Por aqui nas nossas cidades ainda existem muitas baixadas alagáveis, fundamentais na minimização dos danos das enchentes. Ainda temos a oportunidade de, mantendo-as e mesmo ampliando-as, chegar a aplicar o conceito, de aparência tão moderna, de cidades-esponja, quase de graça, comparado aos benefícios que sua implementação irá propiciar, dentro do princípio de que mais vale prevenir do que remediar.
Muitas cidades pelo mundo afora estão gastando verdadeiras fortunas pra aplicar o conceito de cidades-esponja. Fortunas bem menos caras que o prejuízo de mais de 8 bilhões de reais com a última enchente apenas em Porto Alegre – imagine-se em todo o estado gaúcho, onde bairros inteiros terão que mudar de lugar e cidades inteiras terão que se adequar a uma nova realidade.
Uma proposta muito simples pode fazer com que Santa Catarina dispare na dianteira deste conceito de cidades-esponja.
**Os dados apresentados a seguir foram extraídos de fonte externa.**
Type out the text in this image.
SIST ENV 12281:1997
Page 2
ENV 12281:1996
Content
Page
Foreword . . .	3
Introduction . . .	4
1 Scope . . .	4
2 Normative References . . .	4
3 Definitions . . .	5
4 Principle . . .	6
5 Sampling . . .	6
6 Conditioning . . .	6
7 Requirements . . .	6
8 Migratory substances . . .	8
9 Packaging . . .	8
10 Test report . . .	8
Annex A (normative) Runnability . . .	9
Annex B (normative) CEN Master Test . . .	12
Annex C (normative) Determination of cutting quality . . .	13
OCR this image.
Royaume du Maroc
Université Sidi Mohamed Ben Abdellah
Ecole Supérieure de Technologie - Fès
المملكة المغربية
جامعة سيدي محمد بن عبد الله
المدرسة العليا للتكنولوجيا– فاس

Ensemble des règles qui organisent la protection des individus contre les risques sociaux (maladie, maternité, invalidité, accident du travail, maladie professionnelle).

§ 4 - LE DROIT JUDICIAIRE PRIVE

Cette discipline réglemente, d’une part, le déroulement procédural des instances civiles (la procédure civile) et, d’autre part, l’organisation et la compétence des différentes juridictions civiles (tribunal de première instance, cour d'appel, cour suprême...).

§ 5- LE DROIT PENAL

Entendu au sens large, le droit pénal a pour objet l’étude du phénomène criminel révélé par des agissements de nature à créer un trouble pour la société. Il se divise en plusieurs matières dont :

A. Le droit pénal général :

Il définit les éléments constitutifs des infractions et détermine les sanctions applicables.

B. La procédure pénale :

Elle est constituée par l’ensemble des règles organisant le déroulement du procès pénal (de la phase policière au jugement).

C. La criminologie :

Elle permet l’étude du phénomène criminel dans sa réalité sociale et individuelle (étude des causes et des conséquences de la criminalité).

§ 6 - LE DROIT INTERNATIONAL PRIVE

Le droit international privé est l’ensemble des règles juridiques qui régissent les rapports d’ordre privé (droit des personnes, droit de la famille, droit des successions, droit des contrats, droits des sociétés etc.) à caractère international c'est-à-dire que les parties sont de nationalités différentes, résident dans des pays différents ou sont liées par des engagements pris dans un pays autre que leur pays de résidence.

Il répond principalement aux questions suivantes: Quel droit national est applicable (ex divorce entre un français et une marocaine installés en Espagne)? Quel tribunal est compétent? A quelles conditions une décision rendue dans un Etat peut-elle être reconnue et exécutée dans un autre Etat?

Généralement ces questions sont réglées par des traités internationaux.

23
Uma lei que proíba, por exemplo, qualquer aterro em toda e qualquer baixada alagável do estado já garantiria, a custo praticamente zero, a aplicação de grande parte do moderno conceito de cidades-esponja. Conceito que, na realidade, deve ser aplicado à toda geografia catarinense, não apenas nas cidades.
Aos que estão franzindo a testa pensando nos direitos de propriedade adiantamos que é perfeitamente possível a compatibilização deles com o interesse maior, da sociedade. Ou as centenas de bilhões de reais em prejuízos e pior, centenas de vidas humanas e animais perdidas, só para citar o caso gaúcho recente, não valem nada?
Ou vamos esperar o agigantamento dos efeitos das mudanças climáticas em Santa Catarina de braços cruzados, apostando apenas em obras estruturais que comprovadamente já demonstraram serem insuficientes, Rio do Sul, Taió e outros municípios do alto vale que o digam? Ou, talvez pior ainda, insistindo em obras conceitualmente ultrapassadas como as atuais obras na margem esquerda do rio no Centro de Blumenau?
Nesta imagem da então futura área de alagamento da Barragem Sul em Ituporanga, ainda em construção, quem é o menos inteligente: o pássaro Furnarius rufus (João-de-barro) que não sabe ler, ou o mamífero Homo sapiens, que, mesmo sabendo ler e tendo líderes até com curso superior, cometem o mesmo erro de permitir construções em áreas alagáveis? Foto Lauro Eduardo Bacca, em 31/12/1974.